In joules, and then we have to calculate calories too, how is that done? I was absent. Thanks so much!
q = mass x specific heat x (Tfinal-Tinitial).
For joules, use 4.184 J/gram*C for specific heat. For calories, use 1.00 cal/gram*C
What's the constant for water though? Every time I look it up it's a different number
Oh nevermind you put it there. THANK YOU SO MUCH! You're a huge help!!!
I gave you the two constants. If you want q in joules, use specific heat = 4.184 J/g*C and if you want q in calories, use specific heat = 1.00 calorie/g*C.
You can look up specific heat in J/g, J/mol, cal/g, cal/mol, kg/mol, kg/g, etc. I gave you the two constants you need.
Thank you so much!!! You're really a lifesaver!
Is this is food calories?
no. Years ago the food industry got it all wrong. They talked about Big calories (identified by a CAPITAL letter C) and a small calorie (identified by a lower case c).
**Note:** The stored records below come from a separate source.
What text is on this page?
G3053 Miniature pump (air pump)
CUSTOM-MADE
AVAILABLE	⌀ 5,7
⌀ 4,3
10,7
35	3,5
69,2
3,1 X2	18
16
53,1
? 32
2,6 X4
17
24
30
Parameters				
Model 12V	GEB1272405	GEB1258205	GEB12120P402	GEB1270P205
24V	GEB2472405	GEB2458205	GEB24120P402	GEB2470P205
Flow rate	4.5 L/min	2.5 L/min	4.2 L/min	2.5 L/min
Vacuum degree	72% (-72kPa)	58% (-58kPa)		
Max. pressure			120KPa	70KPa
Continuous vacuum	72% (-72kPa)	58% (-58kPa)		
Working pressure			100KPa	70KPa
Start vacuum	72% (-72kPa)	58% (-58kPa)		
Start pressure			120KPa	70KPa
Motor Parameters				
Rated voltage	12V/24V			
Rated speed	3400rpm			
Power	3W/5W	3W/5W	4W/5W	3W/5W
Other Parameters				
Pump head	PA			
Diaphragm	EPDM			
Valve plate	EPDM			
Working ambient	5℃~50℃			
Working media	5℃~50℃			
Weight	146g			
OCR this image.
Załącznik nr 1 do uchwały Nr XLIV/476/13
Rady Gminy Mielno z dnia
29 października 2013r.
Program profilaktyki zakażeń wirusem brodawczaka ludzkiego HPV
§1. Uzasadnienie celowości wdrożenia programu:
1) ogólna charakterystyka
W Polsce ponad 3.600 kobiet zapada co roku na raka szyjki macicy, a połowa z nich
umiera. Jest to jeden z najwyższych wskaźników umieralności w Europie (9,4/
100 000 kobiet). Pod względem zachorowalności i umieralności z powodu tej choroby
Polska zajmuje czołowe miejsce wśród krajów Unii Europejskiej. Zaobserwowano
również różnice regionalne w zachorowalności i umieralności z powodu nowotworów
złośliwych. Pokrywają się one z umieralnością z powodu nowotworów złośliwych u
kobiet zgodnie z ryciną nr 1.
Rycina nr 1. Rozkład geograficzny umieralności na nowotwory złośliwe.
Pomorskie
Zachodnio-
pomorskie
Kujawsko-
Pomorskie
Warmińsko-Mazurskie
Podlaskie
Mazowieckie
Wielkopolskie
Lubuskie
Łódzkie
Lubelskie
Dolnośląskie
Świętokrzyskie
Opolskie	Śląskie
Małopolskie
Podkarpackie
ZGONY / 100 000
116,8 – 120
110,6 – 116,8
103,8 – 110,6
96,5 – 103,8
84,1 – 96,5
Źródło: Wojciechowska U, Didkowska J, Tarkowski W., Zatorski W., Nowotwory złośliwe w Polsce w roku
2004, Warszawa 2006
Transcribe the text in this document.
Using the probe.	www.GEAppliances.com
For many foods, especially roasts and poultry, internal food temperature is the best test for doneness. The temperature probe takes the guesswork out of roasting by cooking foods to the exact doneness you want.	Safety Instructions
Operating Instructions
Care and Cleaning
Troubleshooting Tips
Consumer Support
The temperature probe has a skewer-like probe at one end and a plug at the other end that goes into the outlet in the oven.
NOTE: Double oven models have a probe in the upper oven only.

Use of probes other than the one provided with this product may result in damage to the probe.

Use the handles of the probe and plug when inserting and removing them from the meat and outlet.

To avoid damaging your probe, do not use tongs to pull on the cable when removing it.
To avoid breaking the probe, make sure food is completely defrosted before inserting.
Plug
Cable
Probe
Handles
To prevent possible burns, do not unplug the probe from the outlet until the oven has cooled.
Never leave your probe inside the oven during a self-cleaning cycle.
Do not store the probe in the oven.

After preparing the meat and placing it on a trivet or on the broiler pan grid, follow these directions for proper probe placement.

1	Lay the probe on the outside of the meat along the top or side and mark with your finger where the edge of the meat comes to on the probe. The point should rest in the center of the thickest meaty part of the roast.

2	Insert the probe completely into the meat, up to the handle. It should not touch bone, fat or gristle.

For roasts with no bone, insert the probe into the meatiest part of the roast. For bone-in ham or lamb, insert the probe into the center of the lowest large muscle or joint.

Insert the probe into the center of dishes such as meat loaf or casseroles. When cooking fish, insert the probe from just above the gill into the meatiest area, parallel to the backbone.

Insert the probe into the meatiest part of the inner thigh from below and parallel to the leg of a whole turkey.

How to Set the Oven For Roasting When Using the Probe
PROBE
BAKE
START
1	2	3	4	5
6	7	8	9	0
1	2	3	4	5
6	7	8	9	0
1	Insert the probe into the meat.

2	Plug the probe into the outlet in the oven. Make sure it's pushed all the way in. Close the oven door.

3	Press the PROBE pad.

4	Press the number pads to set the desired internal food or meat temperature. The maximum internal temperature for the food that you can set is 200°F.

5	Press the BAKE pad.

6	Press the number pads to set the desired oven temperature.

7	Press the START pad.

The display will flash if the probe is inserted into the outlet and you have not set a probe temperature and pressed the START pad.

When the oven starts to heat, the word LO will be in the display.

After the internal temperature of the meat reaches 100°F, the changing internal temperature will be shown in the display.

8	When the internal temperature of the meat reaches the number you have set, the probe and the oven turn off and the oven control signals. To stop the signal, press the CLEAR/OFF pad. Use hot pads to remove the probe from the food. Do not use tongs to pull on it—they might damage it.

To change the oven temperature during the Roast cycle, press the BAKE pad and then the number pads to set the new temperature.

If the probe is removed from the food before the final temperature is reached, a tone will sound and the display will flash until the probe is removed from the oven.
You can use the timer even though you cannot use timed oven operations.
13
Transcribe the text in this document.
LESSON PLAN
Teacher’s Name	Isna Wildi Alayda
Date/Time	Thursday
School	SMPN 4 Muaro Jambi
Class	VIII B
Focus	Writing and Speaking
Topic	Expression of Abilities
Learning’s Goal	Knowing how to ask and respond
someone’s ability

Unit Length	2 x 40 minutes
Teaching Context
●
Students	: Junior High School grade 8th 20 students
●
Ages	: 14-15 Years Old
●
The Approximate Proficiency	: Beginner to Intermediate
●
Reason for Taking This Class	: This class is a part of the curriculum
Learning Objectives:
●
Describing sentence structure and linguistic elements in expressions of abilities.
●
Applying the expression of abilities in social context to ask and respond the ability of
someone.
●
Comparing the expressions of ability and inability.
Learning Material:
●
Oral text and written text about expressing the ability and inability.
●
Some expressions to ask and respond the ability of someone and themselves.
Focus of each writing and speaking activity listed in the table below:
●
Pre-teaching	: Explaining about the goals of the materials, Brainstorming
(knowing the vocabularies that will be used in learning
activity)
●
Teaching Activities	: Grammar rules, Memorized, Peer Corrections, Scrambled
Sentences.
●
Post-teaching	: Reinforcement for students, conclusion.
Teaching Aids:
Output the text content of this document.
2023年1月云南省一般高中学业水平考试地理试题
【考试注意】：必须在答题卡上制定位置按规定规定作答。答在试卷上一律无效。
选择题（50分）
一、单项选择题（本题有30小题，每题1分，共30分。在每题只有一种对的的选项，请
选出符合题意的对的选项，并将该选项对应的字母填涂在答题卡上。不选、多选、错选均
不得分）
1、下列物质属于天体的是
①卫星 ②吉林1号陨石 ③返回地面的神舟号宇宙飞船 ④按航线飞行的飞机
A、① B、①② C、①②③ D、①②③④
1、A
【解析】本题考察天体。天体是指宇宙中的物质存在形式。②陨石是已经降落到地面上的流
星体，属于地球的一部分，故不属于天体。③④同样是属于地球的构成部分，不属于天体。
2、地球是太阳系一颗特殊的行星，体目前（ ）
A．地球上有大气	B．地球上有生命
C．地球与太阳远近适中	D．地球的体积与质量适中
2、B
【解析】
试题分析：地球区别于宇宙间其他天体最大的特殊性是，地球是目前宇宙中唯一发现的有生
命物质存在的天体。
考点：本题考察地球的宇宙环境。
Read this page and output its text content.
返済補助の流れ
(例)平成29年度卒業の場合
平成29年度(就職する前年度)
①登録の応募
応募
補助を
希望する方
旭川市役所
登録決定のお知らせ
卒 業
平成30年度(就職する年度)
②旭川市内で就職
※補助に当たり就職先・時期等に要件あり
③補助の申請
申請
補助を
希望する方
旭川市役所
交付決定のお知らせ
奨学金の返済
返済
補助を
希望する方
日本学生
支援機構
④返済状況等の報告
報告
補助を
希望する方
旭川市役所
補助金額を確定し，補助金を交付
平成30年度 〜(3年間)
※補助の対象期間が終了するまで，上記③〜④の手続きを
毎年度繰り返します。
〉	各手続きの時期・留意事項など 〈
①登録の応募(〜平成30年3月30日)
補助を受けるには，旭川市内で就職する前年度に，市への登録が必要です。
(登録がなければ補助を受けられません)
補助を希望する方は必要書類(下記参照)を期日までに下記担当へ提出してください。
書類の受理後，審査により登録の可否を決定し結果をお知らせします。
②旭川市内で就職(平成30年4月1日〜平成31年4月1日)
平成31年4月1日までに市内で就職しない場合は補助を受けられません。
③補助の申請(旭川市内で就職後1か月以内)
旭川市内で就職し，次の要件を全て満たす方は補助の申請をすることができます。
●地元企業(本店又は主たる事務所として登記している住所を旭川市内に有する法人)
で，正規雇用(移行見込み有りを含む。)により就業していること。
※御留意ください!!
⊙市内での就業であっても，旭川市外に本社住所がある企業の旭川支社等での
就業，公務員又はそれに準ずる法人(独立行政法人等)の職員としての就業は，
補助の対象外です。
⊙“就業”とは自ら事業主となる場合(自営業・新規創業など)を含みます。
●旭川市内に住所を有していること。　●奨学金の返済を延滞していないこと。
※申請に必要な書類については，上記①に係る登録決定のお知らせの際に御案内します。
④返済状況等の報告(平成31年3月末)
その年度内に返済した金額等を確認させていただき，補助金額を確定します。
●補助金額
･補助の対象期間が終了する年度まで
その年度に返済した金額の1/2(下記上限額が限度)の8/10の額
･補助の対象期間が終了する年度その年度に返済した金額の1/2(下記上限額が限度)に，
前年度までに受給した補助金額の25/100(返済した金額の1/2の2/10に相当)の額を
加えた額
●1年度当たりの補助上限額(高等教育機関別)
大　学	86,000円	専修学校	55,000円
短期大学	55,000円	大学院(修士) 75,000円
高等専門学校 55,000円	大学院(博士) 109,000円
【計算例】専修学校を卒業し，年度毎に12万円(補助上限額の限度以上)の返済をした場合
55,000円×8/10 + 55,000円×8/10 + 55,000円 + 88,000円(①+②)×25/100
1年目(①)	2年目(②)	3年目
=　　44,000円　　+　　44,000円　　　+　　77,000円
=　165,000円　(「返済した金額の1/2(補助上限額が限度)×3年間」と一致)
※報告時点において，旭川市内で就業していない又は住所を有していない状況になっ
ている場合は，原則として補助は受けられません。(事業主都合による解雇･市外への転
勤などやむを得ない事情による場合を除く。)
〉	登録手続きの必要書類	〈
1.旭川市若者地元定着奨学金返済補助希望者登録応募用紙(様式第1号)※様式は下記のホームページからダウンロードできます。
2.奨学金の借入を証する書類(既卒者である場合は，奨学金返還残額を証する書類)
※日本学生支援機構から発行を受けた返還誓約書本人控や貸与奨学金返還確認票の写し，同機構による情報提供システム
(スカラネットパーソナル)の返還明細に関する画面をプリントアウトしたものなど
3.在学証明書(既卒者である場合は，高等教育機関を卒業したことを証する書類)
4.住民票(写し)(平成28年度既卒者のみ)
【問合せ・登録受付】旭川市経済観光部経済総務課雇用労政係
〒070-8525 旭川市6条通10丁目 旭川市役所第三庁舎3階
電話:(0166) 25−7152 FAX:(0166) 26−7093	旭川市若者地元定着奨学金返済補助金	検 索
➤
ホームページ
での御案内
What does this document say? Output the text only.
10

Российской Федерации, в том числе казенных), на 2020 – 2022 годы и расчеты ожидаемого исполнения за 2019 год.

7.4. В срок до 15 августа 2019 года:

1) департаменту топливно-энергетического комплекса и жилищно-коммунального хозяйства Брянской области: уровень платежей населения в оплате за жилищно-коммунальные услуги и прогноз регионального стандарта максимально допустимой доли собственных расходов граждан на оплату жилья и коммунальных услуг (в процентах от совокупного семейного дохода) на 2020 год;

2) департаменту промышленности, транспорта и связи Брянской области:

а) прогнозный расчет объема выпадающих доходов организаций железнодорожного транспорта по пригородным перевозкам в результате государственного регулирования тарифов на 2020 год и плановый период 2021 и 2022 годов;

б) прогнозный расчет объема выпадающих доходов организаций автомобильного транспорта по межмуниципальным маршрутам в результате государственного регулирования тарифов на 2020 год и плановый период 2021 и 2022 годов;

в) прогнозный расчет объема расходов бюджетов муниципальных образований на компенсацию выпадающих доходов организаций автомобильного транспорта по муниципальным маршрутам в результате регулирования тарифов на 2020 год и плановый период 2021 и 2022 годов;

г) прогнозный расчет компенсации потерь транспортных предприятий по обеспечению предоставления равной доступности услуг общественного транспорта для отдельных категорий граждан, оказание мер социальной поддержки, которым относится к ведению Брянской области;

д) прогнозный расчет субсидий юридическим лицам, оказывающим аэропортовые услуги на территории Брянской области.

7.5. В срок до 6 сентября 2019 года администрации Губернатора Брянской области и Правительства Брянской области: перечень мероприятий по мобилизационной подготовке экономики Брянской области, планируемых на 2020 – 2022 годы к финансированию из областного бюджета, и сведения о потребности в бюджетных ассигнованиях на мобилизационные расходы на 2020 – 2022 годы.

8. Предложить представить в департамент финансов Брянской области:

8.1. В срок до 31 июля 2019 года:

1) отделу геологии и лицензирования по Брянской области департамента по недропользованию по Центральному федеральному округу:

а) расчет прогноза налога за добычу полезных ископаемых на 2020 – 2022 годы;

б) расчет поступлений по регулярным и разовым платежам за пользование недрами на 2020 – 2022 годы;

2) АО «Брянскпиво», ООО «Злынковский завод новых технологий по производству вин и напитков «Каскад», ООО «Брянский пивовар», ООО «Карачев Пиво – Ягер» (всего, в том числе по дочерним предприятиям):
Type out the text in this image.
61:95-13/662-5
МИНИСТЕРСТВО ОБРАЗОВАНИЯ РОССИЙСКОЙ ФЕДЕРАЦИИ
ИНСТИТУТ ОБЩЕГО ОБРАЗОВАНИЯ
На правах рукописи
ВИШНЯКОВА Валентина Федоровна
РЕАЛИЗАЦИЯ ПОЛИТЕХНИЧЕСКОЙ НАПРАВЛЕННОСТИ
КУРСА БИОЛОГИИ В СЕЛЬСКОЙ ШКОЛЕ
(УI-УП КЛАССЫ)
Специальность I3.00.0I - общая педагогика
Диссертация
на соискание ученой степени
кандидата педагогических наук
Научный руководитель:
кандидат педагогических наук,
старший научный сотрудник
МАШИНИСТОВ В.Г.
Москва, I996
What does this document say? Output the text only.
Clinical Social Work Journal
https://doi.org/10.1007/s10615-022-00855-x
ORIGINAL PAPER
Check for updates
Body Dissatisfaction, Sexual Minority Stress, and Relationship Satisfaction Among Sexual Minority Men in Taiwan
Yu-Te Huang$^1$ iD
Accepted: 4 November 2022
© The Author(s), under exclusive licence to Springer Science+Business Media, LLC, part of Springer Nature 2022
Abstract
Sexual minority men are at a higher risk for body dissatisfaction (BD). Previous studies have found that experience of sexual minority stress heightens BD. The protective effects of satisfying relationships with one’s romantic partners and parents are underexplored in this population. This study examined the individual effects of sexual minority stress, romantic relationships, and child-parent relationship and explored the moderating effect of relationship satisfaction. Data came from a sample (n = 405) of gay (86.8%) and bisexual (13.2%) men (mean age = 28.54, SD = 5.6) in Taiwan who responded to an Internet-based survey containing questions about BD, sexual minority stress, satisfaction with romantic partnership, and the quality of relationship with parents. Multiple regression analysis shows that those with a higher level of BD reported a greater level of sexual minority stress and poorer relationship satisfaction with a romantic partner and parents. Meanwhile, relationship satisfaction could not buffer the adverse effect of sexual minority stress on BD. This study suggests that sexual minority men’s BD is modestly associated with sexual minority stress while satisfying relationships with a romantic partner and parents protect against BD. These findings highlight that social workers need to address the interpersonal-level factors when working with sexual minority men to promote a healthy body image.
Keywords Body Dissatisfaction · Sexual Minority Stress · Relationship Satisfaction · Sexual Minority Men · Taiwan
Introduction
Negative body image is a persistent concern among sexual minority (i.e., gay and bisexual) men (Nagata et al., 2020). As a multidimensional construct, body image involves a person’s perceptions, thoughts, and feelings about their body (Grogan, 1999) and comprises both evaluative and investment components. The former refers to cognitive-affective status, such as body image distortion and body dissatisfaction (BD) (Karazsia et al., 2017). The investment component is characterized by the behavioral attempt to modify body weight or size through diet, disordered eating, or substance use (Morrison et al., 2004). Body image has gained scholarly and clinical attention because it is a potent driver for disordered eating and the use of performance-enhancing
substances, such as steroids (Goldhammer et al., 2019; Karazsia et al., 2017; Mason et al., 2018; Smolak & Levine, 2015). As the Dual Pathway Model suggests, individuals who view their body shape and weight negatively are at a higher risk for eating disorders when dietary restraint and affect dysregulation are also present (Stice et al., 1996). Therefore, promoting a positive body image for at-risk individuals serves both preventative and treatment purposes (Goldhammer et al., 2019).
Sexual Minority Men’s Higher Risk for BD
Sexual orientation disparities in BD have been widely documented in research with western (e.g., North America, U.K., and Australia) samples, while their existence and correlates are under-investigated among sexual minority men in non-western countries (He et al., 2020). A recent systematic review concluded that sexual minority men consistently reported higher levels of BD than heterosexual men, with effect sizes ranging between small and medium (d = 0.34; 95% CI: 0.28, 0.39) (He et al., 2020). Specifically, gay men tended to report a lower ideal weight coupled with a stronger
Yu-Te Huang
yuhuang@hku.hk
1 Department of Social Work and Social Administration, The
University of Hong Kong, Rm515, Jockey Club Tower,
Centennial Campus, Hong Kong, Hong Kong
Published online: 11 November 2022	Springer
But they made no real distinction and soon everyone (perhaps I should say the non-professionals) just called them "calories". A food calorie (the Big Calorie) actually is a kilocalorie. So when I drink a glass of no-fat milk, the label on the container says it is 80 calories. That is 80 kilocalories. So if we are to eat about 2000 calories a day to maintain our weight, that actually is 2000 kcal or 2,000,000 calories.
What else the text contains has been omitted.